2. The Search for Rationality

Get your facts first, and then you can distort them as much as you please.

—M. Twain.

Sean Norris was facing a decision that many of us faced when we were about 17 or 18 years of age. A senior in high school, Sean was trying to decide where to go to college.

Picking a college is a big decision. It would determine where Sean would be for the next four years. It would set the direction for the rest of his life. Sean wasn’t about to approach a decision like this lightly.

Sean began by listing his criteria for what he wanted in a college. He preferred someplace not too far from his hometown, so he could drive home for long weekends and holidays. The school would have to have a program in accounting, since he was pretty sure that was what he wanted for a major. He wanted a school with a good reputation. And Sean’s folks reminded him that if the cost was over $15,000 a year, he better get financial aid or count on having a part-time job because that was all the help they could afford to provide. After considerable deliberation, Sean added a few more preferences to his list: someplace that had an intercollegiate golf team, a favorable ratio of women to men, and an active fraternity-sorority system.

When Sean shared his list with his dad, his dad reminded him that all of these criteria weren’t equally important. Cost and the availability of an accounting major, for instance, were probably a lot more important than the male-to-female ratio. Sean agreed, so he prioritized his criteria by weighting each on a scale from 1 to 10. Next, he used his career counselor at school, his local library, and the Internet to create a list of all the viable colleges that he might possibly consider attending. These efforts resulted in nearly 20 alternatives. Then Sean evaluated each of his 20 options. He became an “informed consumer” by reading as much as he could about each school, talking to people who had attended them, and visiting the campuses of the half-dozen or so that seemed to best fit his preferences. As he compared each college against the criteria and weights he previously set, the strengths and weaknesses of each became evident. Finally, Sean identified the college that scored highest on his evaluation and made it his first choice.

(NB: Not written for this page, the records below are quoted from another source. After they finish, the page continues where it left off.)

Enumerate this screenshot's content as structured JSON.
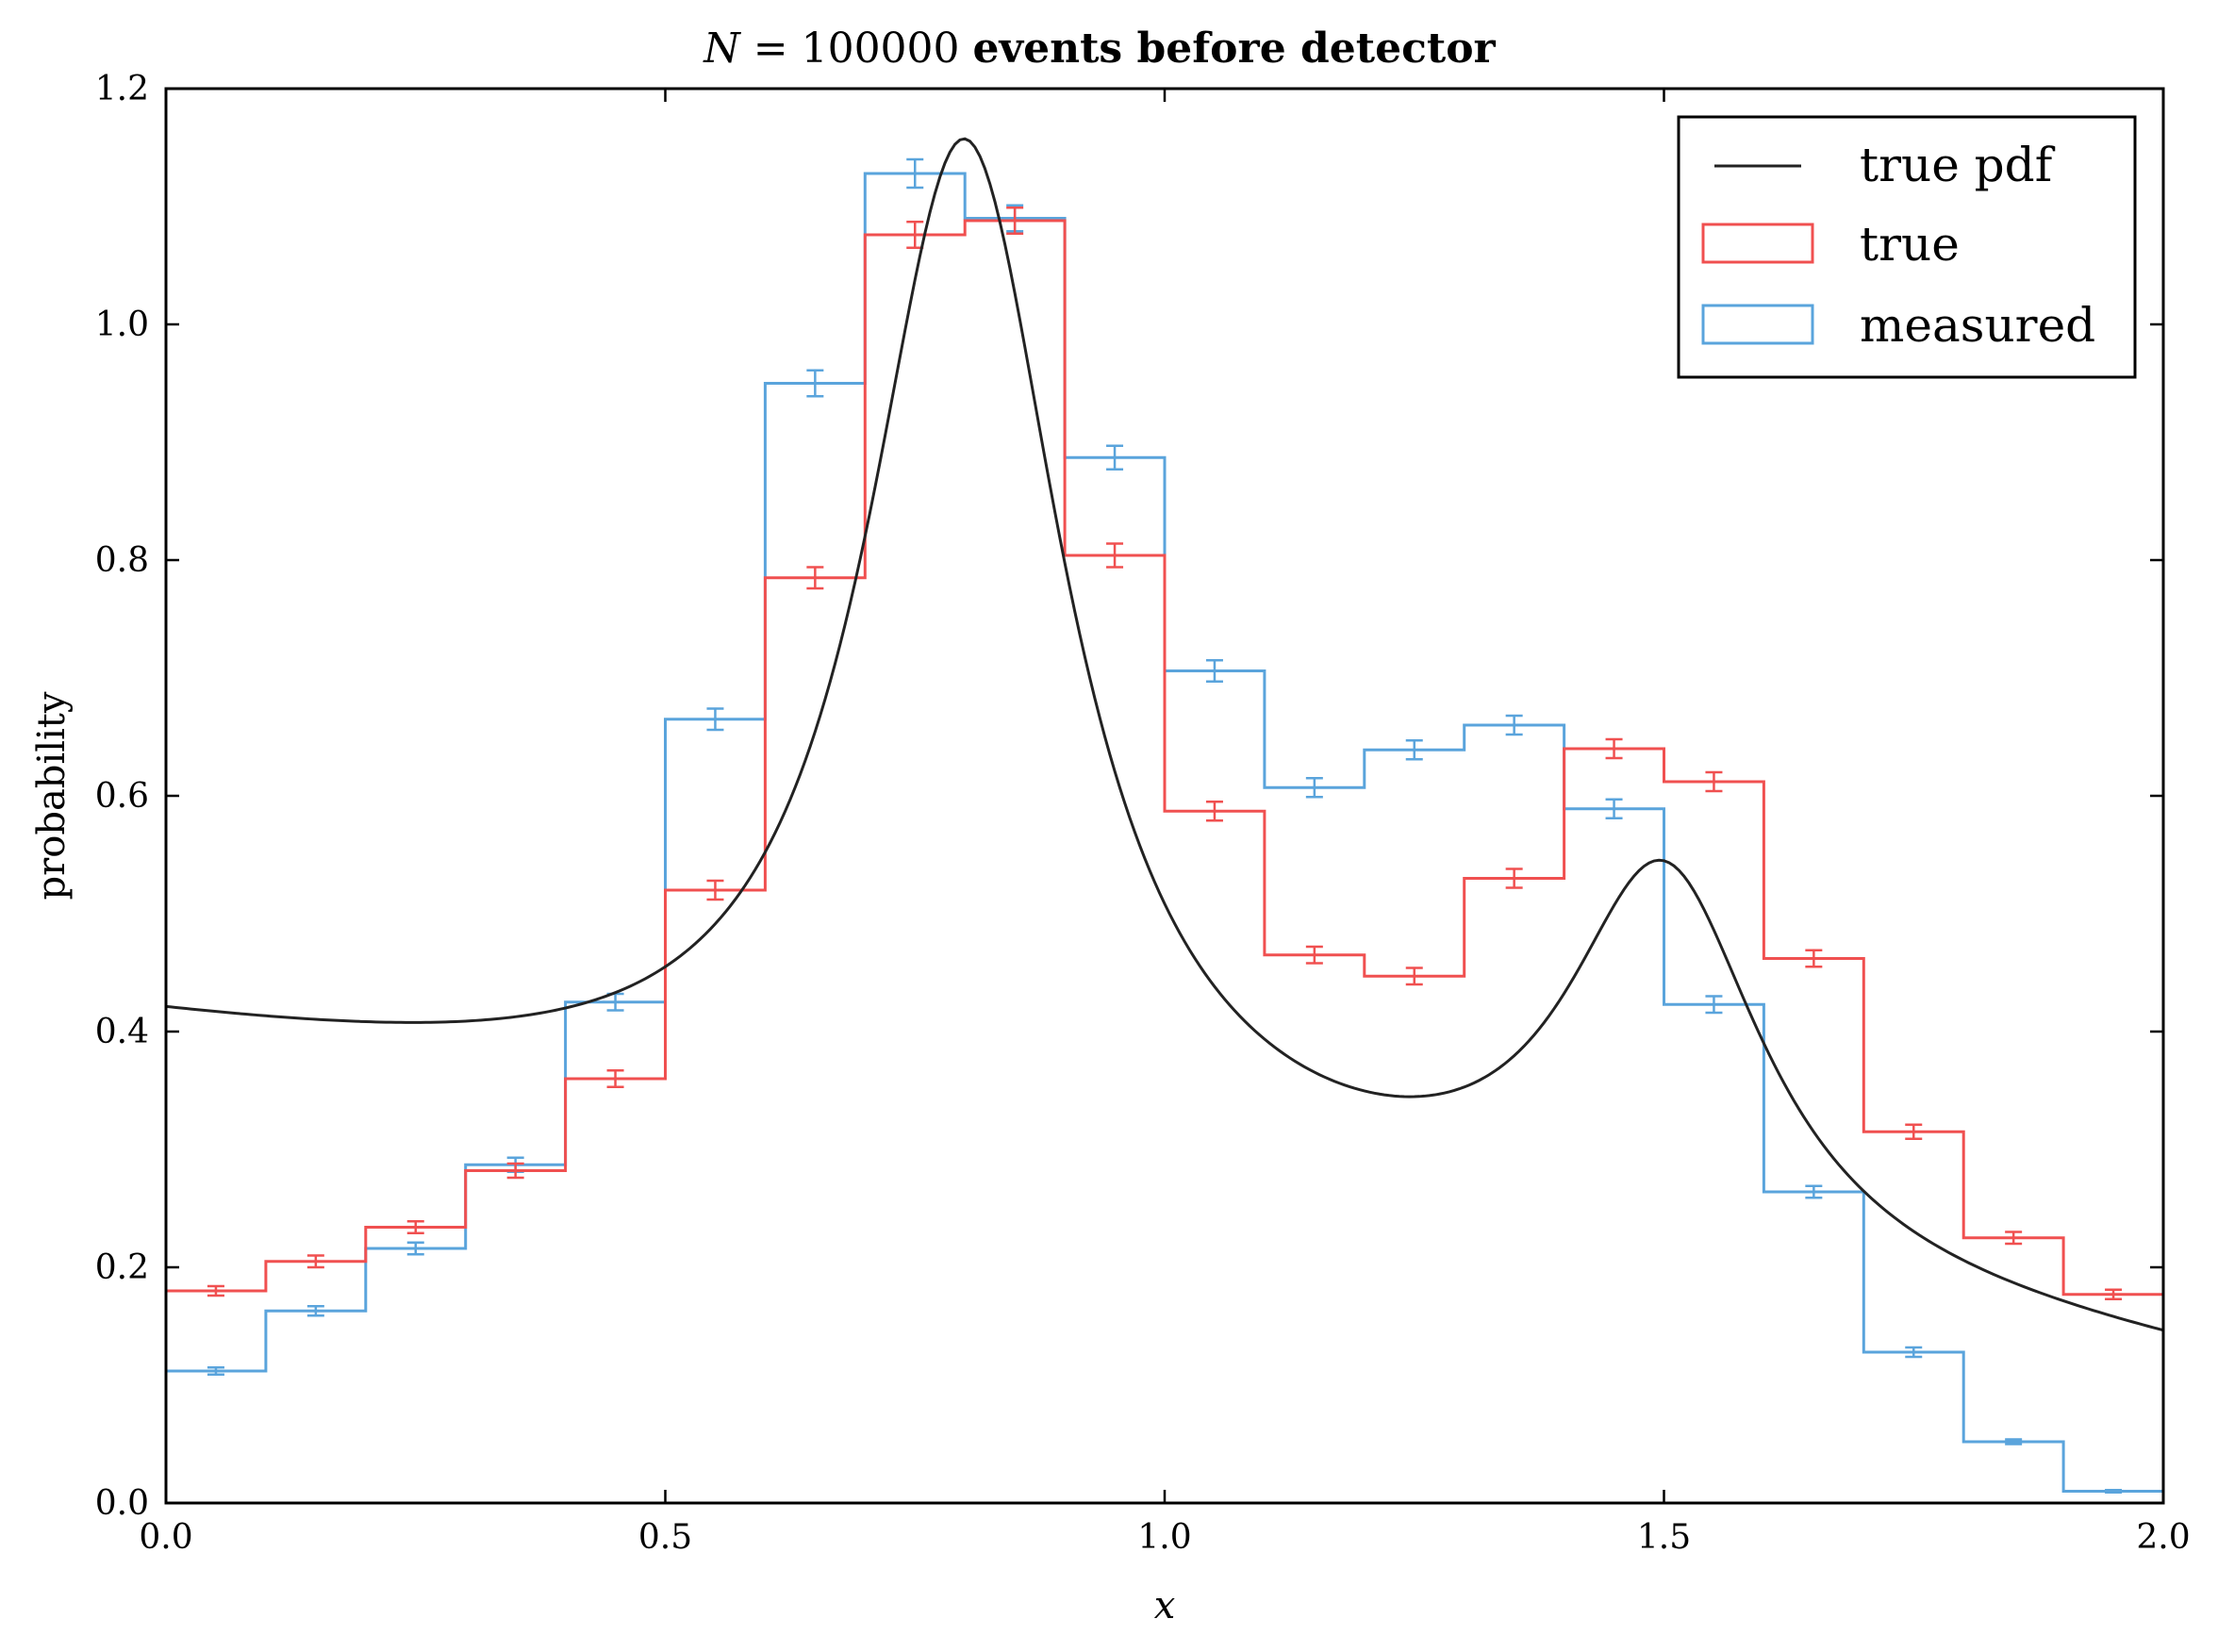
{
  "chart_data": {
    "type": "histogram-step",
    "title": {
      "prefix": "N",
      "equals": " = 100000 ",
      "suffix": "events before detector"
    },
    "xlabel": "x",
    "ylabel": "probability",
    "xlim": [
      0.0,
      2.0
    ],
    "ylim": [
      0.0,
      1.2
    ],
    "xticks": [
      0.0,
      0.5,
      1.0,
      1.5,
      2.0
    ],
    "xtick_labels": [
      "0.0",
      "0.5",
      "1.0",
      "1.5",
      "2.0"
    ],
    "yticks": [
      0.0,
      0.2,
      0.4,
      0.6,
      0.8,
      1.0,
      1.2
    ],
    "ytick_labels": [
      "0.0",
      "0.2",
      "0.4",
      "0.6",
      "0.8",
      "1.0",
      "1.2"
    ],
    "bin_edges": [
      0.0,
      0.1,
      0.2,
      0.3,
      0.4,
      0.5,
      0.6,
      0.7,
      0.8,
      0.9,
      1.0,
      1.1,
      1.2,
      1.3,
      1.4,
      1.5,
      1.6,
      1.7,
      1.8,
      1.9,
      2.0
    ],
    "legend_position": "upper right",
    "series": [
      {
        "name": "true pdf",
        "kind": "line",
        "color": "#222222",
        "model": {
          "background": {
            "a": 0.4,
            "b": -0.14
          },
          "peaks": [
            {
              "amp": 0.86,
              "center": 0.8,
              "width": 0.121
            },
            {
              "amp": 0.33,
              "center": 1.5,
              "width": 0.12
            }
          ]
        }
      },
      {
        "name": "true",
        "kind": "step",
        "color": "#f05050",
        "values": [
          0.18,
          0.205,
          0.234,
          0.282,
          0.36,
          0.52,
          0.785,
          1.076,
          1.088,
          0.804,
          0.587,
          0.465,
          0.447,
          0.53,
          0.64,
          0.612,
          0.462,
          0.315,
          0.225,
          0.177
        ],
        "errors": [
          0.004,
          0.005,
          0.005,
          0.006,
          0.007,
          0.008,
          0.009,
          0.011,
          0.011,
          0.01,
          0.008,
          0.007,
          0.007,
          0.008,
          0.008,
          0.008,
          0.007,
          0.006,
          0.005,
          0.004
        ]
      },
      {
        "name": "measured",
        "kind": "step",
        "color": "#5aa4dc",
        "values": [
          0.112,
          0.163,
          0.216,
          0.287,
          0.425,
          0.665,
          0.95,
          1.128,
          1.09,
          0.887,
          0.706,
          0.607,
          0.639,
          0.66,
          0.589,
          0.423,
          0.264,
          0.128,
          0.052,
          0.01
        ],
        "errors": [
          0.003,
          0.004,
          0.005,
          0.006,
          0.007,
          0.009,
          0.011,
          0.012,
          0.011,
          0.01,
          0.009,
          0.008,
          0.008,
          0.008,
          0.008,
          0.007,
          0.005,
          0.004,
          0.002,
          0.001
        ]
      }
    ]
  }
}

The steps that Sean went through are referred to as the rational decision process.1 It’s called rational because Sean has sought to make consistent, value-maximizing choices within the constraints he was given.2

Good decision making is built on rationality. Why? Because decisions based on logic, deliberate analysis, and the thoughtful search for complete information—rather than on gut feelings or experience—should lead to superior outcomes. The search for rationality forces you to confront and clarify your values so that your priorities will be consistent. This, in turn, provides you with the most direct path toward achievement of your life goals. Just as a straight line is the shortest distance between two points, rationality is the shortest distance between where you are and where you want to be.

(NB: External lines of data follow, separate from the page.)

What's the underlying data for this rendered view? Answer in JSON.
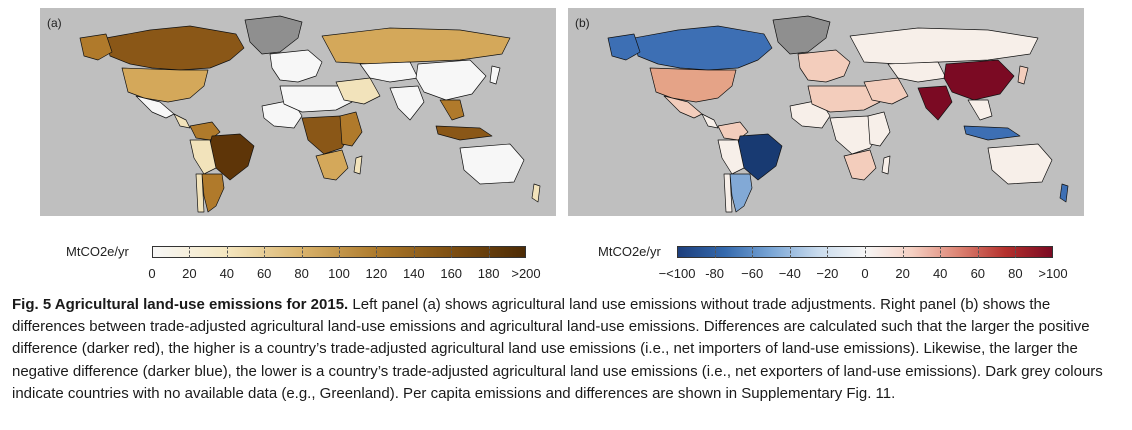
{
  "panel_a": {
    "label": "(a)",
    "colors": {
      "ocean": "#bfbfbf",
      "no_data": "#8f8f8f",
      "low": "#f7f7f7",
      "light": "#f2e3bb",
      "mid": "#d4a85a",
      "midhigh": "#b07a2b",
      "high": "#8a5717",
      "highest": "#5e3508"
    }
  },
  "panel_b": {
    "label": "(b)",
    "colors": {
      "ocean": "#bfbfbf",
      "no_data": "#8f8f8f",
      "neutral": "#f7efe9",
      "light_red": "#f3cdbc",
      "salmon": "#e5a387",
      "dark_red": "#7b0a23",
      "dark_blue": "#183a72",
      "blue": "#3d6fb4",
      "light_blue": "#82a9d6"
    }
  },
  "legend_a": {
    "unit": "MtCO2e/yr",
    "ticks": [
      "0",
      "20",
      "40",
      "60",
      "80",
      "100",
      "120",
      "140",
      "160",
      "180",
      ">200"
    ]
  },
  "legend_b": {
    "unit": "MtCO2e/yr",
    "ticks": [
      "−<100",
      "-80",
      "−60",
      "−40",
      "−20",
      "0",
      "20",
      "40",
      "60",
      "80",
      ">100"
    ]
  },
  "caption": {
    "title": "Fig. 5 Agricultural land-use emissions for 2015.",
    "body": " Left panel (a) shows agricultural land use emissions without trade adjustments. Right panel (b) shows the differences between trade-adjusted agricultural land-use emissions and agricultural land-use emissions. Differences are calculated such that the larger the positive difference (darker red), the higher is a country’s trade-adjusted agricultural land use emissions (i.e., net importers of land-use emissions). Likewise, the larger the negative difference (darker blue), the lower is a country’s trade-adjusted agricultural land use emissions (i.e., net exporters of land-use emissions). Dark grey colours indicate countries with no available data (e.g., Greenland). Per capita emissions and differences are shown in Supplementary Fig. 11."
  }
}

The search for rationality forces you to confront and clarify your values so that your priorities will be consistent.

Rational decision making follows six standard steps:3

1. Identify and define the problem. A problem exists when there is a discrepancy between an existing and a desired state of affairs.

2. Identify decision criteria. This step clarifies for a decision maker what is relevant or important in making the decision. This step brings the decision maker’s interests, values, goals, and personal preferences into the process. Interestingly, it’s this listing of criteria that often results in two people, in similar situations, making different choices because what one person thinks is relevant may not be relevant to the other person. In the rational process, any factor not identified in this step is considered irrelevant to the decision maker and will have no bearing on the outcome.

3. Weight the criteria. Since the criteria are rarely all equal in importance, the decision maker needs to weight the previously identified criteria to give them correct priority in the decision.

4. Generate alternatives. This step requires the decision maker to generate all possible alternatives that could succeed in solving the problem.

5. Evaluate each alternative. After the alternatives are identified, each must be critically analyzed and evaluated—this is done by rating each alternative against the criteria listed in Step 2. The strengths and weaknesses of each alternative should become evident as they are compared with the criteria and weights established in the second and third steps.

6. Select the choice that scores highest. Finally, the process concludes by choosing the alternative that scores highest. This is the optimal choice.

Note that these are exactly the steps that Sean followed in making his college decision. He identified his problem: finding a college to attend. He identified and weighted the criteria he thought important in his decision. He developed a list of colleges to consider. Then he carefully evaluated each and selected the one that best met his needs.

What might Sean’s decision process have looked like had he not sought rationality? Here are a few non-rational scenarios: (1) Sean begins with an implicit favorite, and then looks for reasons to reject it. (2) He focuses singularly on one school that offers him a large financial aid package and ignores his other goals and criteria. (3) He decides to go to a school because it has a prominent golf coach. (4) He makes his choice based only on what he read in the various colleges’ catalogs. Each of these approaches increase the likelihood that Sean would regret his original decision—making him unhappy and possibly transferring to another school or dropping out of college altogether.

Your goal should be to make rational decisions, especially when you’re facing major, life-changing events. Throughout this book, I offer suggestions to help you make your decision process more rational. However, as we show in the next chapter, there are a number of reasons why rationality is more an ideal than reality, so your quest becomes one of attempting to be as rational as possible.

Decision Tips

Image Use the rational decision process whenever possible.

Image The time and care necessary to follow the rational process is especially important when you’re facing major, life-changing events.